'Disobbediamo ai sindacati se non marciano uniti'

Rispettare le regole del '93 e intanto aprire un dibattito unitario per migliorarle

L’assemblea delle Rappresentanze sindacali unitarie, autoconvocata il 20 ottobre con la partecipazione dei Segretari generali di FIM e UILM e della Segreteria FIM-FIOM-UILM, stimola alcune riflessioni. É evidente come la necessità di promuovere iniziative unitarie nasca da due realtà come la Fiat e l’Alenia.

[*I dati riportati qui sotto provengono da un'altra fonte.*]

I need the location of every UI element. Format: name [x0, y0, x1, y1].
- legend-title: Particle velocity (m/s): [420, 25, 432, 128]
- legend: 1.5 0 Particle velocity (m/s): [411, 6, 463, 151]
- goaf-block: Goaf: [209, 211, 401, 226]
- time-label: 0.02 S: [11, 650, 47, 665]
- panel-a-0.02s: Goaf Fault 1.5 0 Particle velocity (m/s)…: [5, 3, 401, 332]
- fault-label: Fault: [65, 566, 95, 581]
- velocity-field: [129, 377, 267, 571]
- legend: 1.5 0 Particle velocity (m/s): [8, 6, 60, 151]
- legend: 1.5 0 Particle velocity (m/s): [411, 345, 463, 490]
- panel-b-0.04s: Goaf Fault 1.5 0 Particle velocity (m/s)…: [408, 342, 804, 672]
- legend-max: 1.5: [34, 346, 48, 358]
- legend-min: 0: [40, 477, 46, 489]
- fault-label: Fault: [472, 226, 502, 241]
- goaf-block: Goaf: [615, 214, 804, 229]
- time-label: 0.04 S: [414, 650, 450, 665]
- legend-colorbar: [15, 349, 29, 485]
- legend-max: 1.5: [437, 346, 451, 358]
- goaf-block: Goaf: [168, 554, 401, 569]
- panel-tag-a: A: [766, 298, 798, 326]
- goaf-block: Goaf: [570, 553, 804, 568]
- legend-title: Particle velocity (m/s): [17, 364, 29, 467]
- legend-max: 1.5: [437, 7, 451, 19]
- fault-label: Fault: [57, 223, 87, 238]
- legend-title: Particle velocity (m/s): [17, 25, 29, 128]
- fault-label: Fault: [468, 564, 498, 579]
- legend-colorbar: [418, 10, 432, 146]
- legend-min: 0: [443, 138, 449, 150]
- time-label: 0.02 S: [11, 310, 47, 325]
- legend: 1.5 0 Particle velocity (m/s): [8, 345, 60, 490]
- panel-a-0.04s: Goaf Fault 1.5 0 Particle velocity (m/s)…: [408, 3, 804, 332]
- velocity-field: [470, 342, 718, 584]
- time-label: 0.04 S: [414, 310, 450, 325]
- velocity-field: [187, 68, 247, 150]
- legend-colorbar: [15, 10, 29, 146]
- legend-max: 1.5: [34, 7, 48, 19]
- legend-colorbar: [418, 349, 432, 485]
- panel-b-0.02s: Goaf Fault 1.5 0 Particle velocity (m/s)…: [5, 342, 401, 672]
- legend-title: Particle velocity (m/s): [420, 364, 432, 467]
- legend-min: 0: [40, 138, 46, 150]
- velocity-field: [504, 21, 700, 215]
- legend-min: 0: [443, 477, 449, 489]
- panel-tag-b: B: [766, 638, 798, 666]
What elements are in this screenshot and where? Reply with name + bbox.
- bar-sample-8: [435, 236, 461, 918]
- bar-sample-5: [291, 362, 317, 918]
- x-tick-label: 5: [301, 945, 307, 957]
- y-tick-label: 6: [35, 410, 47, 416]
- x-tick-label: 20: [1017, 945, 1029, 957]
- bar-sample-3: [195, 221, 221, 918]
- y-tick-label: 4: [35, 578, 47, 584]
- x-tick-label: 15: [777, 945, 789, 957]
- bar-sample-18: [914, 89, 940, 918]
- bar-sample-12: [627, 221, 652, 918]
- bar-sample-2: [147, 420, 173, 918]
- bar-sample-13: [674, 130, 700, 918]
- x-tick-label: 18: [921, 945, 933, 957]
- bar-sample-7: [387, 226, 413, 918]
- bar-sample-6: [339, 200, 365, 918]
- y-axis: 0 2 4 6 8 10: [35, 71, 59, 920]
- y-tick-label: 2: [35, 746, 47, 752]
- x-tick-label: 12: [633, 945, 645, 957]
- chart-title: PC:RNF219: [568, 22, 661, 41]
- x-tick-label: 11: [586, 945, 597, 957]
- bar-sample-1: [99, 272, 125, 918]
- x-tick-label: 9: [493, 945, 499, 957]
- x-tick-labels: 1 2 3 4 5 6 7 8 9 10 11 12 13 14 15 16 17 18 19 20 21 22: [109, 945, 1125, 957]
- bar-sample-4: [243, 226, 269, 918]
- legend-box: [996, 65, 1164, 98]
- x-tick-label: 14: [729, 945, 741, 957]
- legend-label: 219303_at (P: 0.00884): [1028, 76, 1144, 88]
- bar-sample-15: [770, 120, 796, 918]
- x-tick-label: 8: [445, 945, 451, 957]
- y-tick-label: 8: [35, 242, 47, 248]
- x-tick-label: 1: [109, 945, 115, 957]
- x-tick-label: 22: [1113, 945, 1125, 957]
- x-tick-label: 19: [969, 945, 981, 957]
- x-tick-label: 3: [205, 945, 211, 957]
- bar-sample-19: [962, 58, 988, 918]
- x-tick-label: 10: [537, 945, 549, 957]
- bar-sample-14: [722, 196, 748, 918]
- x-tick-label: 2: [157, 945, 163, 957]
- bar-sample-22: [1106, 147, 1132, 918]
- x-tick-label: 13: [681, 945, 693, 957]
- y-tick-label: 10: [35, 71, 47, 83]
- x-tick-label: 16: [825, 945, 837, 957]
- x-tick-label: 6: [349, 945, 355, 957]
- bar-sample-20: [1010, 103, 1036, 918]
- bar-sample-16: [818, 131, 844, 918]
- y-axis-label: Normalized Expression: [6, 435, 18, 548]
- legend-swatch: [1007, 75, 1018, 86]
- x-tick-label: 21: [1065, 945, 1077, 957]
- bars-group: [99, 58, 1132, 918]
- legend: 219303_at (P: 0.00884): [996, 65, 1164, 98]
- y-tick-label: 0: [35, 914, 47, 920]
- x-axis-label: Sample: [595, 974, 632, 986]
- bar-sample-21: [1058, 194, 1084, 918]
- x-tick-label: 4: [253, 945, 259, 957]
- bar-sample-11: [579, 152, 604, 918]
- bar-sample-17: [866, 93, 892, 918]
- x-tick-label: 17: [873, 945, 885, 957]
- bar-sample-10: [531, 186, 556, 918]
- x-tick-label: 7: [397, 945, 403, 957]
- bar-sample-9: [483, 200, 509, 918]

Nel primo caso, di fronte alla drammatica della vertenza Fiat, è chiaro che se ne può uscire soltanto con la massima unità d’azione e che una divisione sul rinnovo del contratto nazionale rischia di avere ripercussioni sulla vertenza Fiat. Nel secondo caso, l’Alenia, ci troviamo di fronte a una tradizione di relazioni tra organizzazioni sindacali e con l’azienda per cui non si sono mai firmati accordi separati e ha sempre funzionato il lavoro di mediazione tra le varie posizioni sino alla sintesi unitaria.

C’é una consapevolezza che nasce dalle Rsu ma anche da chi, operatore sindacale a tempo pieno, in questi giorni va in giro a fare assemblee e si sente chiedere a gran voce dai lavoratori di presentare una piattaforma unitaria e unica. Tre piattaforme porteranno inevitabilmente alla sconfitta di tutti e tre i sindacati, ad allontarli dai lavoratori, e a indebolire la sensibilità dei lavoratori verso i problemi sociali e i diritti. La sola vincitrice sarà Federmeccanica che non vuole fare il contratto.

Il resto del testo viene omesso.